Der rechten und rechtsterroristischen Sammlungsbewegung, die sich parlamentarisch und außerparlamentarisch platziert, kann jedoch nicht mit einer Fortsetzung oder Ausweitung der Debatten um Identitäten begegnet werden. Eine Bürgerrechtsbewegung, die das Recht aller z u s e i n einforderte, kann sich Ideologismen nicht leisten. Sie kann auch auf Akteure unterschiedlicher politischer Orientierung nicht verzichten. Bei Akzeptanz aller Unterschiedlichkeit käme es eben jetzt darauf an, die Gemeinschaft – der Vielen – zu stärken.
Sie kann sich möglicherweise nur in einer gewollten und bewußten Zusammenführung gegenüber einer weißen gesellschaftlichen Dominanz Gehör verschaffen und Positionen der Teilhabe gewinnen. Nichts deutet darauf hin, dass die Bewegung rasche Erfolge haben kann. Nur: Verzichten kann man auf diesem Weg auf niemanden. Black Lives Matter, Turkish Lives Matter, Jewish Lives Matter, Romni Lives Matter …

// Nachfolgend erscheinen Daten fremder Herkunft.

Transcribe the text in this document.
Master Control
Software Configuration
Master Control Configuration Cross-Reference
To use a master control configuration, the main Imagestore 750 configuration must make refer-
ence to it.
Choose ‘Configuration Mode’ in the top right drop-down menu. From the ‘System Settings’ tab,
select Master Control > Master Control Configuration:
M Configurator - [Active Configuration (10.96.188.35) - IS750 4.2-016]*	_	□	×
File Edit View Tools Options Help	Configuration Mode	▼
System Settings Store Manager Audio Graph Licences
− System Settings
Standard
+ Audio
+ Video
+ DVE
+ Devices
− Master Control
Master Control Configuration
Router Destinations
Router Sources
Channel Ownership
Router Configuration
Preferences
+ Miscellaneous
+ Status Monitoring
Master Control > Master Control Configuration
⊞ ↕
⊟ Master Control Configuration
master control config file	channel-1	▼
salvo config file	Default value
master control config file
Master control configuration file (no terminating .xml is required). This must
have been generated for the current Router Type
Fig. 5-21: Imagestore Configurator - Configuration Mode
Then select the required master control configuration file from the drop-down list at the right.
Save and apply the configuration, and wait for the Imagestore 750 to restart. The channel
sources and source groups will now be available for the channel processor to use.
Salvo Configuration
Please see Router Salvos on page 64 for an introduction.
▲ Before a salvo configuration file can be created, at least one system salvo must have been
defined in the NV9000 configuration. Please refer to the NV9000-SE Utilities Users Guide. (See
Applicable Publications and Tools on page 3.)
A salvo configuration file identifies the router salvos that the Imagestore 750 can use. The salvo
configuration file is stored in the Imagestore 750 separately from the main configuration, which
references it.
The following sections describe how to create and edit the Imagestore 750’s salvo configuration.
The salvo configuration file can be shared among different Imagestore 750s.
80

Im Grunde geht es doch darum, dass der Bürgersteig allen gehört. Allen, die auf ihm gehen wollen und keine Gruppe kann beschließen, ob jemand da geht oder nicht. Das ist voraussetzungslos und nicht verhandelbar.
Esther Dischereit ist Lyrikerin, Essayistin sowie Theater- und Rundfunkautorin. Sie ist eine der wichtigsten literarischen Stimmen der zweiten deutschsprachigen Generation nach der Shoa. Demnächst: Essays Mama darf ich das Deutschlandlied singen, 2020.
„Die Juden in Deutschland sind eine in hohem Maße schutzbedürftige Gruppe“
Dr. Gideon Botsch leitet die Emil Julius Gumbel Forschungsstelle Antisemitismus und Rechtsextremismus des Moses Mendelssohn Zentrums in Potsdam und lehrt Politikwissenschaften. Im Interview mit der Mobilen Opferberatung spricht der Rechtsterrorismus-Experte über die Bedeutung des Anschlags vom 9. Oktober 2019.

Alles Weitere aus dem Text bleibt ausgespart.